The answer to your last question is YES. Maybe there is a simpler way to see this, but here is a way:
If $G$ acts freely on $X$ and $\alpha$ is minorising (with $n=2$ if you wish), then there is a zero-dimensional compact space $Z$ of uncountable weight, a suryective map $\pi:Z \to X$ and an action of $G$ on $Z$ commuting with $\pi$ such that $\pi^{-1}\alpha$ is minorising.
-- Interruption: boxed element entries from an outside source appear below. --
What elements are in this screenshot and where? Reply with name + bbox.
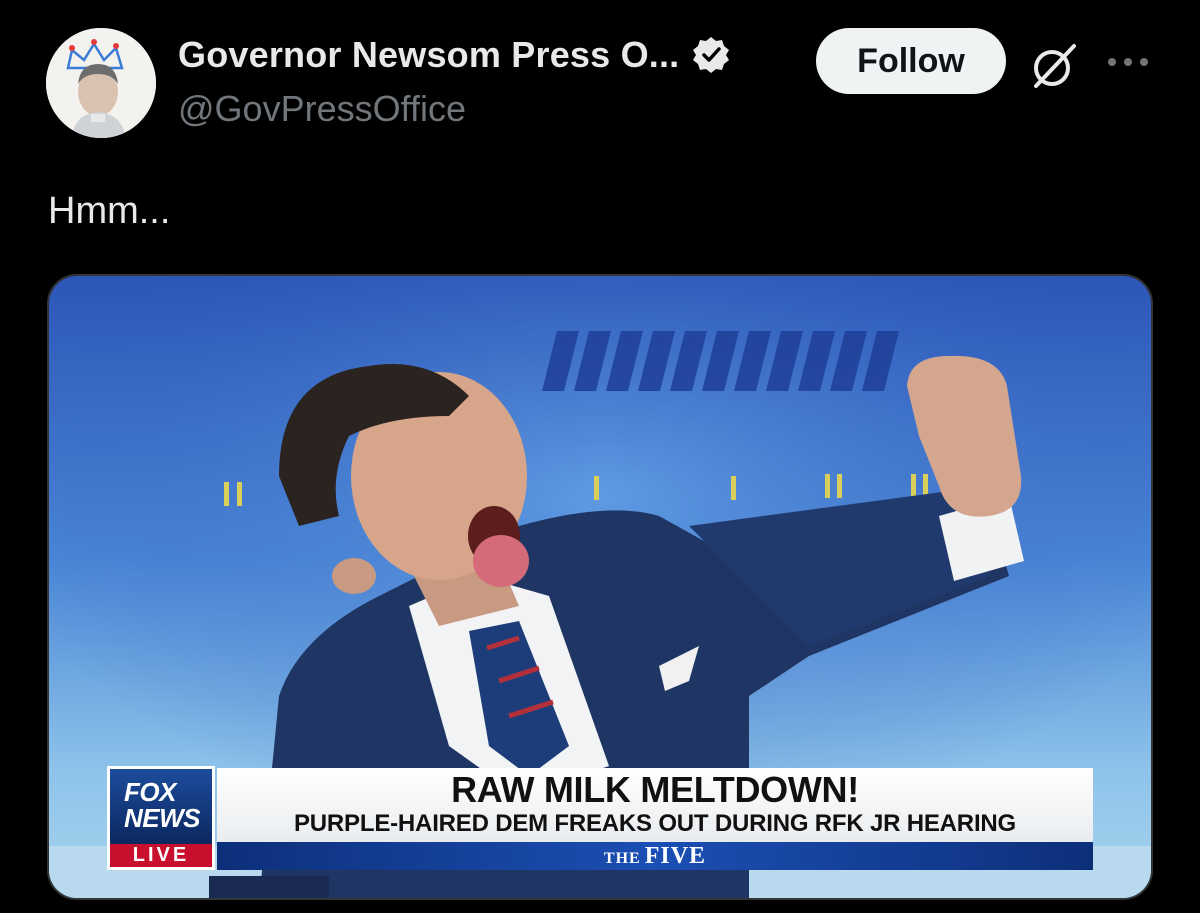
author-display-name[interactable]: Governor Newsom Press O... bbox=[178, 34, 679, 76]
show-title-prefix: THE bbox=[603, 850, 641, 867]
post-media-image[interactable]: FOX NEWS LIVE RAW MILK MELTDOWN! PURPLE-… bbox=[47, 274, 1153, 900]
show-title-name: FIVE bbox=[644, 843, 707, 869]
fox-news-logo-text: FOX NEWS bbox=[110, 769, 212, 844]
avatar-image bbox=[46, 28, 156, 138]
chyron: RAW MILK MELTDOWN! PURPLE-HAIRED DEM FRE… bbox=[217, 768, 1093, 842]
live-badge: LIVE bbox=[110, 844, 212, 867]
more-options-icon[interactable] bbox=[1104, 52, 1152, 72]
follow-button[interactable]: Follow bbox=[816, 28, 1006, 94]
chyron-subhead: PURPLE-HAIRED DEM FREAKS OUT DURING RFK … bbox=[293, 810, 1017, 837]
author-name-row: Governor Newsom Press O... bbox=[178, 34, 731, 76]
chyron-headline: RAW MILK MELTDOWN! bbox=[451, 769, 859, 810]
post-text: Hmm... bbox=[48, 190, 171, 232]
fox-news-logo: FOX NEWS LIVE bbox=[107, 766, 215, 870]
show-title-bar: THE FIVE bbox=[217, 842, 1093, 870]
avatar[interactable] bbox=[46, 28, 156, 138]
author-handle[interactable]: @GovPressOffice bbox=[178, 88, 466, 130]
post: Governor Newsom Press O... @GovPressOffi… bbox=[0, 0, 1200, 913]
grok-icon[interactable] bbox=[1028, 40, 1080, 92]
verified-badge-icon bbox=[693, 37, 730, 73]
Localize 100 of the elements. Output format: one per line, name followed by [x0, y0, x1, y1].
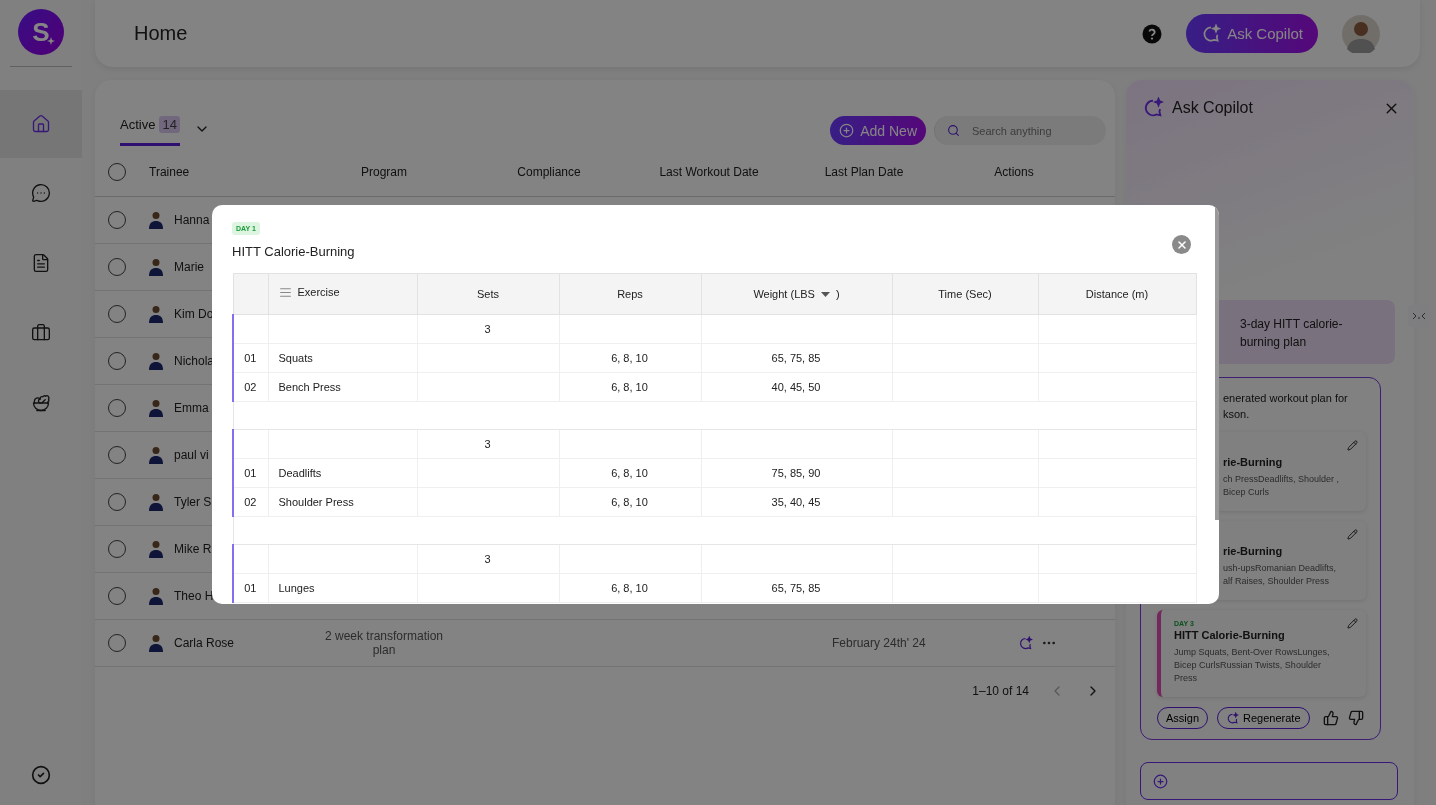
weight-value: 65, 75, 85 — [771, 581, 821, 594]
app-logo[interactable]: S — [18, 9, 64, 55]
exercise-number: 01 — [244, 466, 257, 479]
chat-icon — [31, 183, 51, 203]
weight-value: 75, 85, 90 — [771, 466, 821, 479]
trainee-name: Theo H — [174, 589, 214, 603]
trainee-avatar-icon — [148, 634, 164, 652]
thumbs-up-icon[interactable] — [1322, 710, 1339, 726]
column-header: ) — [835, 287, 840, 301]
trainee-name: Marie — [174, 260, 204, 274]
trainee-avatar-icon — [148, 540, 164, 558]
sets-value: 3 — [484, 322, 491, 335]
user-message: 3-day HITT calorie-burning plan — [1240, 317, 1343, 349]
exercise-name: Squats — [278, 351, 313, 364]
count-badge: 14 — [159, 116, 180, 133]
search-icon — [947, 124, 960, 137]
weight-value: 35, 40, 45 — [771, 495, 821, 508]
trainee-name: Hanna — [174, 213, 210, 227]
chat-sparkle-icon — [1201, 23, 1222, 44]
user-avatar[interactable] — [1342, 14, 1380, 53]
edit-icon[interactable] — [1347, 440, 1358, 451]
column-header: Time (Sec) — [938, 287, 992, 300]
trainee-avatar-icon — [148, 211, 164, 229]
check-circle-icon[interactable] — [31, 765, 51, 785]
reps-value: 6, 8, 10 — [611, 380, 648, 393]
trainee-avatar-icon — [148, 493, 164, 511]
page-title: Home — [134, 22, 189, 45]
weight-value: 40, 45, 50 — [771, 380, 821, 393]
edit-icon[interactable] — [1347, 529, 1358, 540]
lines-icon — [278, 286, 292, 299]
sets-value: 3 — [484, 437, 491, 450]
caret-icon[interactable] — [820, 291, 830, 297]
ask-copilot-button[interactable]: Ask Copilot — [1186, 14, 1318, 53]
plan-exercises: Jump Squats, Bent-Over RowsLunges, Bicep CurlsRussian Twists, Shoulder Press — [1174, 646, 1331, 685]
reply-text: enerated workout plan for kson. — [1222, 391, 1349, 422]
copilot-title: Ask Copilot — [1172, 99, 1254, 117]
last-plan-date: February 24th' 24 — [832, 636, 927, 650]
trainee-avatar-icon — [148, 258, 164, 276]
exercise-name: Lunges — [278, 581, 315, 594]
trainee-avatar-icon — [148, 446, 164, 464]
dialog-title: HITT Calorie-Burning — [232, 244, 355, 259]
document-icon — [31, 253, 51, 273]
trainee-avatar-icon — [148, 352, 164, 370]
search-box[interactable]: Search anything — [934, 116, 1106, 145]
edit-icon[interactable] — [1347, 618, 1358, 629]
exercise-name: Shoulder Press — [278, 495, 354, 508]
trainee-avatar-icon — [148, 587, 164, 605]
plan-title: HITT Calorie-Burning — [1174, 629, 1286, 641]
sets-value: 3 — [484, 552, 491, 565]
column-header: Sets — [477, 287, 499, 300]
exercise-number: 02 — [244, 380, 257, 393]
thumbs-down-icon[interactable] — [1347, 710, 1364, 726]
active-tab[interactable]: Active 14 — [120, 106, 180, 146]
plus-circle-icon[interactable] — [1153, 773, 1168, 789]
reps-value: 6, 8, 10 — [611, 351, 648, 364]
exercise-name: Bench Press — [278, 380, 341, 393]
column-header: Reps — [617, 287, 643, 300]
trainee-name: Mike R — [174, 542, 212, 556]
column-header: Distance (m) — [1085, 287, 1149, 300]
exercise-name: Deadlifts — [278, 466, 322, 479]
search-field[interactable]: Search anything — [970, 123, 1084, 138]
exercise-number: 02 — [244, 495, 257, 508]
column-header: Last Workout Date — [658, 164, 760, 179]
column-header: Last Plan Date — [823, 164, 905, 179]
close-button[interactable] — [1172, 235, 1191, 254]
trainee-avatar-icon — [148, 399, 164, 417]
trainee-name: paul vi — [174, 448, 209, 462]
regenerate-icon — [1018, 635, 1033, 651]
trainee-name: Tyler S — [174, 495, 212, 509]
add-new-button[interactable]: Add New — [830, 116, 926, 145]
bowl-icon — [31, 393, 51, 413]
column-header: Actions — [993, 164, 1035, 179]
plus-circle-icon — [839, 123, 855, 138]
home-icon — [31, 114, 51, 134]
column-header: Compliance — [516, 164, 582, 179]
reps-value: 6, 8, 10 — [611, 495, 648, 508]
reps-value: 6, 8, 10 — [611, 466, 648, 479]
exercise-number: 01 — [244, 351, 257, 364]
trainee-avatar-icon — [148, 305, 164, 323]
column-header: Exercise — [297, 286, 340, 299]
message-field[interactable] — [1140, 762, 1398, 800]
briefcase-icon — [31, 323, 51, 343]
plan-title: rie-Burning — [1223, 545, 1284, 557]
column-header: Trainee — [149, 164, 191, 179]
regenerate-icon — [1226, 711, 1240, 725]
weight-value: 65, 75, 85 — [771, 351, 821, 364]
close-icon — [1175, 238, 1188, 251]
exercise-number: 01 — [244, 581, 257, 594]
trainee-name: Emma — [174, 401, 209, 415]
trainee-name: Carla Rose — [174, 636, 235, 650]
reps-value: 6, 8, 10 — [611, 581, 648, 594]
help-icon[interactable] — [1142, 23, 1163, 44]
pagination-text: 1–10 of 14 — [972, 684, 1029, 698]
plan-title: rie-Burning — [1223, 456, 1284, 468]
column-header: Weight (LBS — [753, 287, 815, 301]
column-header: Program — [360, 164, 408, 179]
chat-sparkle-icon — [1142, 97, 1164, 119]
plan-exercises: ch PressDeadlifts, Shoulder , Bicep Curls — [1223, 473, 1341, 499]
program-cell-text: 2 week transformation plan — [323, 629, 445, 657]
plan-exercises: ush-upsRomanian Deadlifts, alf Raises, Shoulder Press — [1223, 562, 1338, 588]
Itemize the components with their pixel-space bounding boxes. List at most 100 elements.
If $G$ was countable then necessarily $G$ has infinitely many (in fact uncountably many) orbits on the clopen subsets of $Z$. Now you can just consider a suitable countable subalgebra of clopens of $Z$ for which you still have infinitely many orbits and a minorising element (still with $n=2$ if you wish).
Edit: The answer to the first question is also YES. If $G$ acts on $X$ then $G \times \mathbb{Z}_2$ acts in a natural way on $Z$ the disjoint union of two Cantor spaces (which is again a Cantor space), so that the $n$ of a minorising subset $\alpha$ of $X$ gets doubled when $\alpha$ is viewed as a subset of one of the copies in $Z$. Unfortunately $G \times \mathbb{Z}_2$ is not simple. Also, I don“t know if one can get $n=3$ (or any odd number).